Fix discrepancies between Python and C++ versions #102
Utility added to anonlink/concurrency.py
help with chunking.
Better Github status messages posted by jenkins.
Minor updates and fixes. Code cleanup. - Remove checking of chunk size to prevent crashes on small chunks.
Fix to greedy solver, so that mappings are set by the first match, not repeatedly overwritten. #89
- Order of k and threshold parameters now consistent across library
- Limit size of k to prevent OOM DoS
- Fix misaligned pointer handling #77
Removed the default values for the threshold and "top k results" parameters throughout as these parameters should always be determined by the requirements at the call site. This modifies the API of the functions entitymatch.{*filter_similarity*,calculate_mapping_greedy}, distributed_processing.calculate_filter_similarity and network_flow.map_entities by requiring the values of k and threshold to be specified in every case.
Introduces support for comparing "arbitrary" length cryptographic linkage keys.
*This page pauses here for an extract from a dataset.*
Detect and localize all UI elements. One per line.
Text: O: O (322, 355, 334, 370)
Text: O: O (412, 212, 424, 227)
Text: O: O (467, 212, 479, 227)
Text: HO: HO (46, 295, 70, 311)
Benchmark is much more comprehensive and more comparable between releases - see the readme for an example report.
- Internal C/C++ cleanup/refactoring and optimization.
- Expose the native popcount implementation to Python.
- Bug fix to avoid configuring a logger.
- Testing is now with py.test and runs on [travis-ci](https://travis-ci.org/data61/anonlink/)
Small fix to logging setup.
anonlink
computes similarity scores, and/or best guess matches between two sets
of cryptographic linkage keys (hashed entity records).